Het retinale directionele effect is een fenomeen dat wordt waargenomen in het menselijke visuele systeem, waarbij de richting waarin een object op het netvlies beweegt de perceptie ervan kan beïnvloeden. Dit effect werd in de jaren vijftig ontdekt en beschreven door de Amerikaanse wetenschapper James Stiles.

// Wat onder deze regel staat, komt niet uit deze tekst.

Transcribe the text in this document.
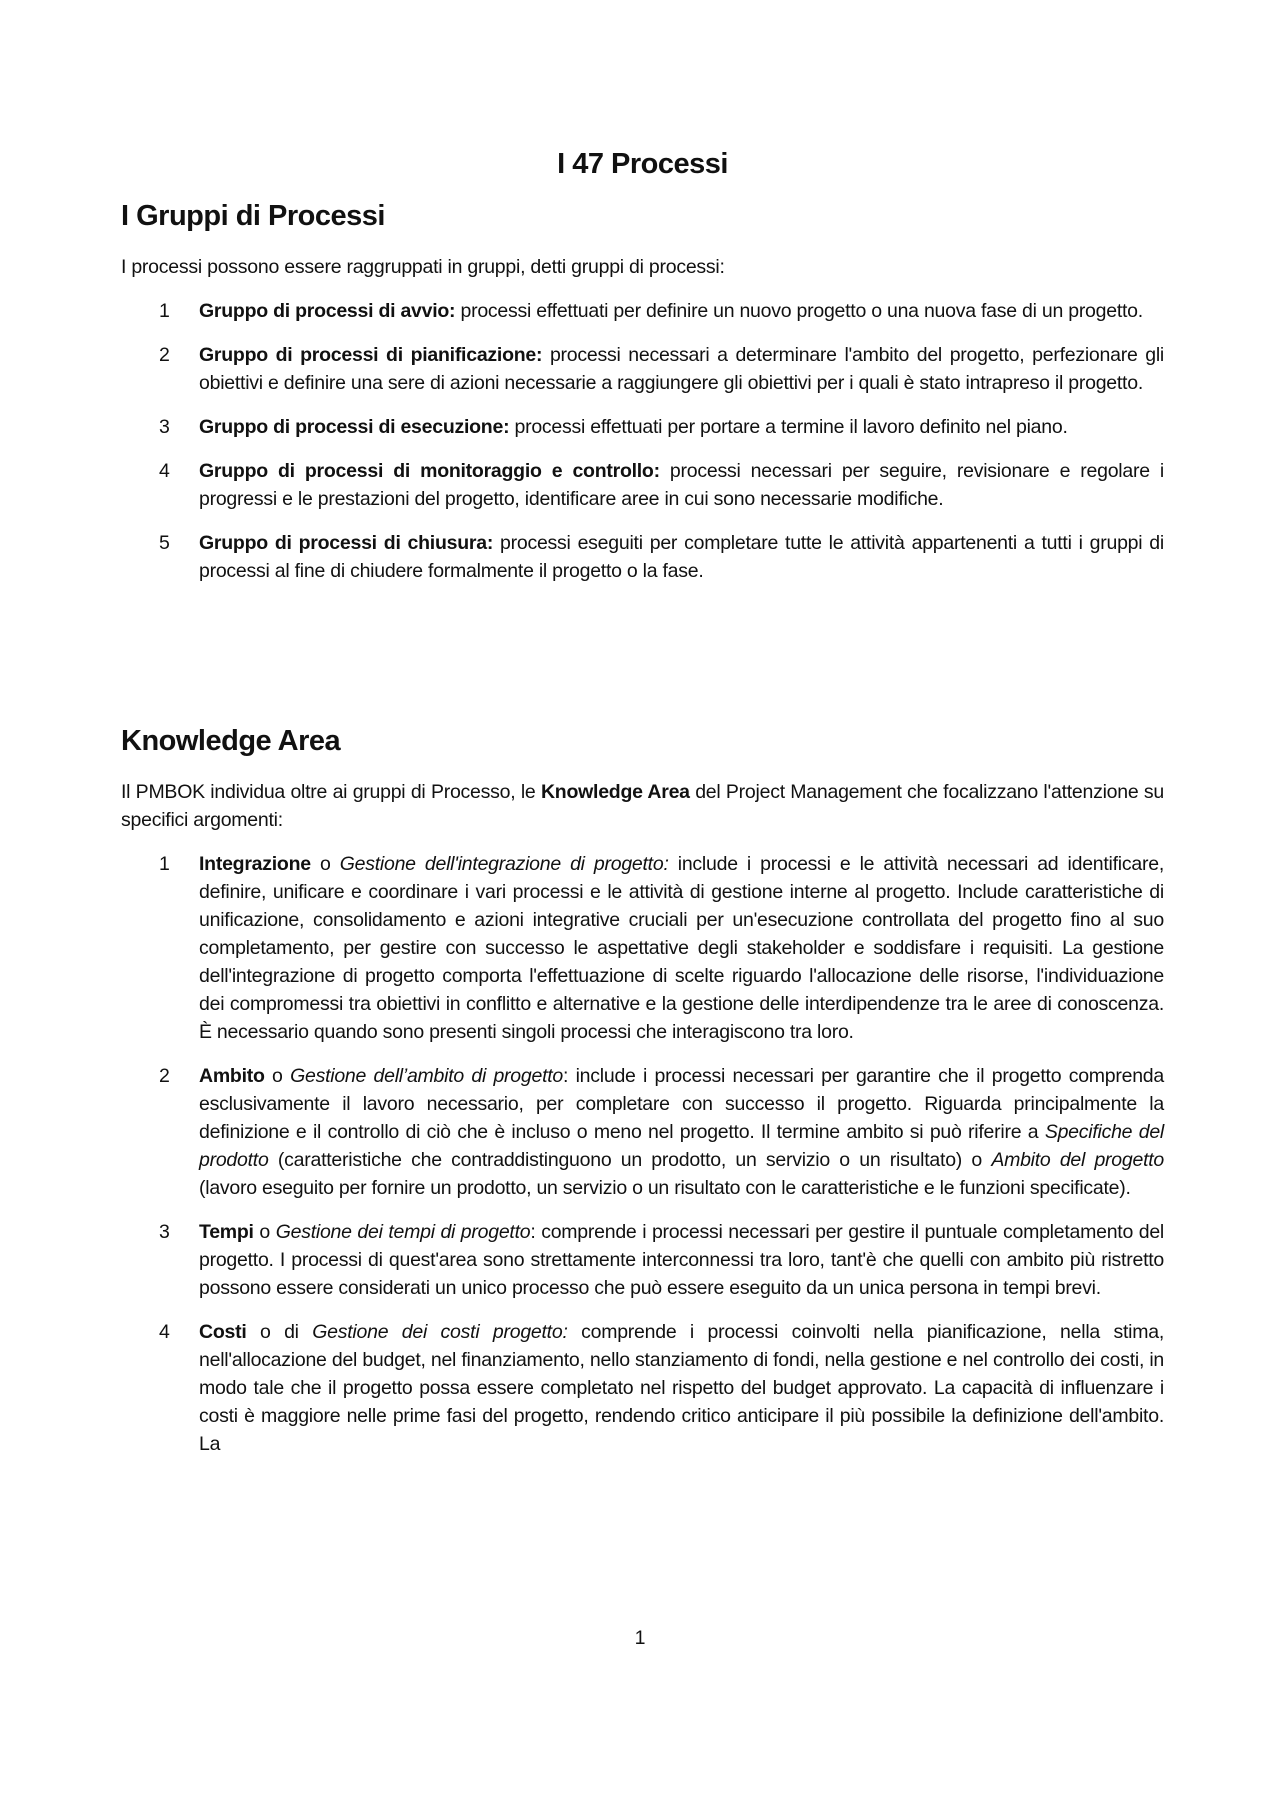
I 47 Processi
I Gruppi di Processi

I processi possono essere raggruppati in gruppi, detti gruppi di processi:

1 Gruppo di processi di avvio: processi effettuati per definire un nuovo progetto o una nuova fase di un progetto.
2 Gruppo di processi di pianificazione: processi necessari a determinare l'ambito del progetto, perfezionare gli obiettivi e definire una sere di azioni necessarie a raggiungere gli obiettivi per i quali è stato intrapreso il progetto.
3 Gruppo di processi di esecuzione: processi effettuati per portare a termine il lavoro definito nel piano.
4 Gruppo di processi di monitoraggio e controllo: processi necessari per seguire, revisionare e regolare i progressi e le prestazioni del progetto, identificare aree in cui sono necessarie modifiche.
5 Gruppo di processi di chiusura: processi eseguiti per completare tutte le attività appartenenti a tutti i gruppi di processi al fine di chiudere formalmente il progetto o la fase.
Knowledge Area

Il PMBOK individua oltre ai gruppi di Processo, le Knowledge Area del Project Management che focalizzano l'attenzione su specifici argomenti:

1 Integrazione o Gestione dell'integrazione di progetto: include i processi e le attività necessari ad identificare, definire, unificare e coordinare i vari processi e le attività di gestione interne al progetto. Include caratteristiche di unificazione, consolidamento e azioni integrative cruciali per un'esecuzione controllata del progetto fino al suo completamento, per gestire con successo le aspettative degli stakeholder e soddisfare i requisiti. La gestione dell'integrazione di progetto comporta l'effettuazione di scelte riguardo l'allocazione delle risorse, l'individuazione dei compromessi tra obiettivi in conflitto e alternative e la gestione delle interdipendenze tra le aree di conoscenza. È necessario quando sono presenti singoli processi che interagiscono tra loro.
2 Ambito o Gestione dell’ambito di progetto: include i processi necessari per garantire che il progetto comprenda esclusivamente il lavoro necessario, per completare con successo il progetto. Riguarda principalmente la definizione e il controllo di ciò che è incluso o meno nel progetto. Il termine ambito si può riferire a Specifiche del prodotto (caratteristiche che contraddistinguono un prodotto, un servizio o un risultato) o Ambito del progetto (lavoro eseguito per fornire un prodotto, un servizio o un risultato con le caratteristiche e le funzioni specificate).
3 Tempi o Gestione dei tempi di progetto: comprende i processi necessari per gestire il puntuale completamento del progetto. I processi di quest'area sono strettamente interconnessi tra loro, tant'è che quelli con ambito più ristretto possono essere considerati un unico processo che può essere eseguito da un unica persona in tempi brevi.
4 Costi o di Gestione dei costi progetto: comprende i processi coinvolti nella pianificazione, nella stima, nell'allocazione del budget, nel finanziamento, nello stanziamento di fondi, nella gestione e nel controllo dei costi, in modo tale che il progetto possa essere completato nel rispetto del budget approvato. La capacità di influenzare i costi è maggiore nelle prime fasi del progetto, rendendo critico anticipare il più possibile la definizione dell'ambito. La
1
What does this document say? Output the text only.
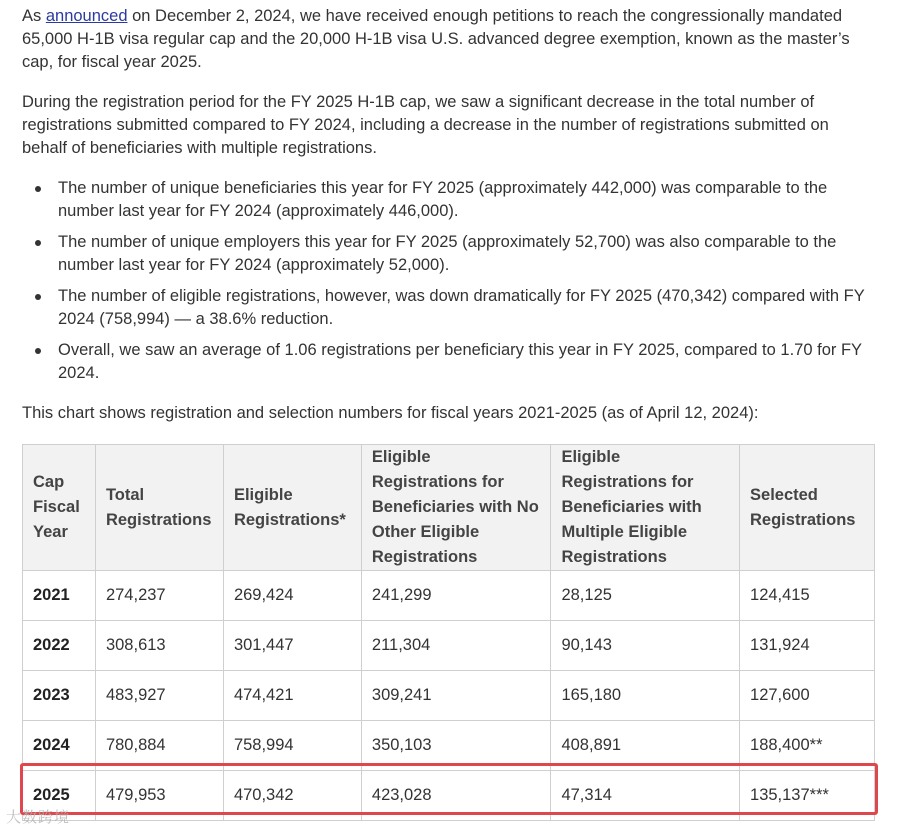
As announced on December 2, 2024, we have received enough petitions to reach the congressionally mandated 65,000 H-1B visa regular cap and the 20,000 H-1B visa U.S. advanced degree exemption, known as the master’s cap, for fiscal year 2025.

During the registration period for the FY 2025 H-1B cap, we saw a significant decrease in the total number of registrations submitted compared to FY 2024, including a decrease in the number of registrations submitted on behalf of beneficiaries with multiple registrations.

The number of unique beneficiaries this year for FY 2025 (approximately 442,000) was comparable to the number last year for FY 2024 (approximately 446,000).
The number of unique employers this year for FY 2025 (approximately 52,700) was also comparable to the number last year for FY 2024 (approximately 52,000).
The number of eligible registrations, however, was down dramatically for FY 2025 (470,342) compared with FY 2024 (758,994) — a 38.6% reduction.
Overall, we saw an average of 1.06 registrations per beneficiary this year in FY 2025, compared to 1.70 for FY 2024.

This chart shows registration and selection numbers for fiscal years 2021-2025 (as of April 12, 2024):

Cap Fiscal Year	Total Registrations	Eligible Registrations*	Eligible Registrations for Beneficiaries with No Other Eligible Registrations	Eligible Registrations for Beneficiaries with Multiple Eligible Registrations	Selected Registrations
2021	274,237	269,424	241,299	28,125	124,415
2022	308,613	301,447	211,304	90,143	131,924
2023	483,927	474,421	309,241	165,180	127,600
2024	780,884	758,994	350,103	408,891	188,400**
2025	479,953	470,342	423,028	47,314	135,137***
大数跨境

Het retinale directionele effect treedt op doordat zenuwcellen in het netvlies reageren op een object dat in een bepaalde richting beweegt. Als een object bijvoorbeeld in een richting beweegt die samenvalt met de bewegingsrichting van de oogbol, reageren zenuwcellen op deze beweging en geven ze informatie door aan de hersenen. Als een object echter in de tegenovergestelde richting beweegt, reageren de zenuwcellen niet op deze beweging en wordt de informatie niet doorgegeven aan de hersenen.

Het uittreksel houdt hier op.